The research firm has estimated that the Australian data centre outsourcing market was worth $826 million in 2014, up 18.3% from last year.

Revenue is expected to grow at a similar rate this year (18.2%), with co-location services accounting for 69% of the total market.

But Frost & Sullivan expects the high growth phase of outsourced data centre adoption to peak this year and begin easing off in 2016 and 2017 as the rate of new data centre capacity being launched in the market slows down.

Co-location revenue growth is already starting to ease as a growing proportion of data centre clients migrate to cloud services. This is placing increasing pressure on wholesale data centre providers and those focusing only on co-location, Frost & Sullivan said.

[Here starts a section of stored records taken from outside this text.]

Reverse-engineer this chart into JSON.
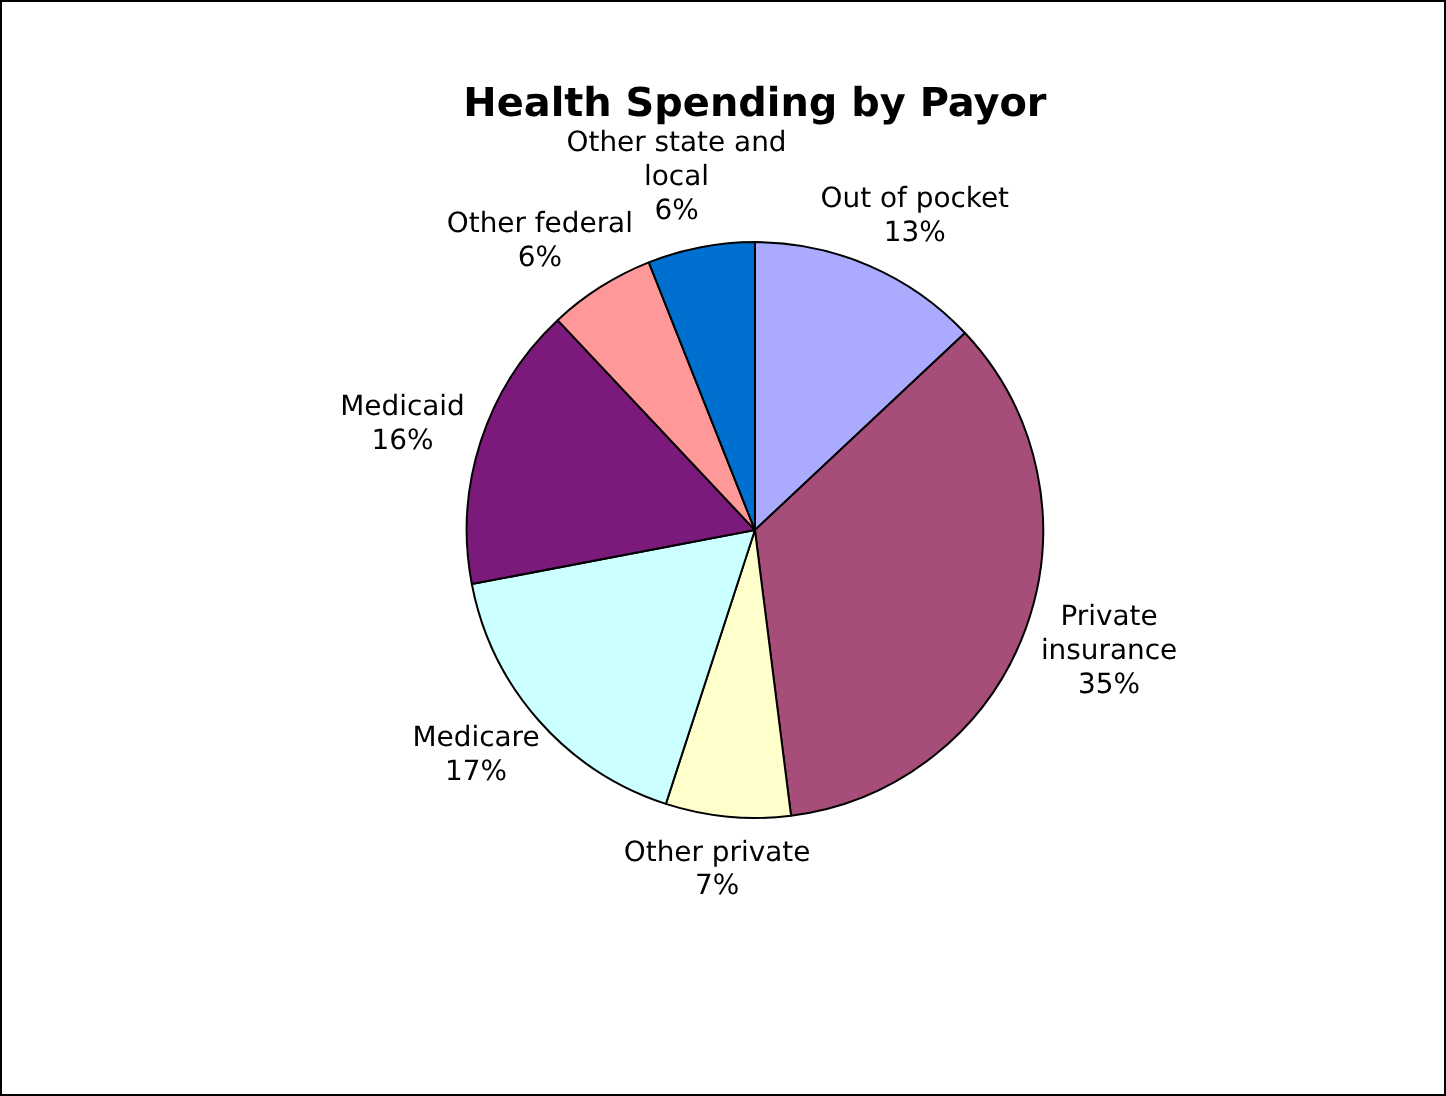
{
  "chart_data": {
    "type": "pie",
    "title": "Health Spending by Payor",
    "categories": [
      "Out of pocket",
      "Private insurance",
      "Other private",
      "Medicare",
      "Medicaid",
      "Other federal",
      "Other state and local"
    ],
    "values": [
      13,
      35,
      7,
      17,
      16,
      6,
      6
    ],
    "colors": [
      "#aaaaff",
      "#a64d79",
      "#ffffcc",
      "#ccffff",
      "#7b1a7b",
      "#ff9999",
      "#0070d0"
    ],
    "value_labels": [
      "13%",
      "35%",
      "7%",
      "17%",
      "16%",
      "6%",
      "6%"
    ],
    "legend": false
  }
}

But at the same time, this is providing ample opportunities for cloud services providers, the company added. Large providers including AWS, Microsoft and IBM SoftLayer are helping to drive growth in the market and are rapidly expanding their cloud capacity.

“As the Australian data centre services market expands, diversifies and matures, there are growing opportunities for niche providers specialising in specific verticals to enter the market,” Frost & Sullivan Senior Research Manager for Australia and New Zealand Phil Harpur said.

“For example, Canberra Data Centres and Australian Data Centres focus on the government sector in Canberra. The Australian Liquidity Centre (ALC), which is owned by the Australian Stock Exchange, services organisations in the financial services segment.”

He said growing market trends include the adoption of modular data centres that cater to segments requiring their own built facilities, as well as the trend of commercial property owners buying or building data centres then leasing the assets to specialist providers or individual companies.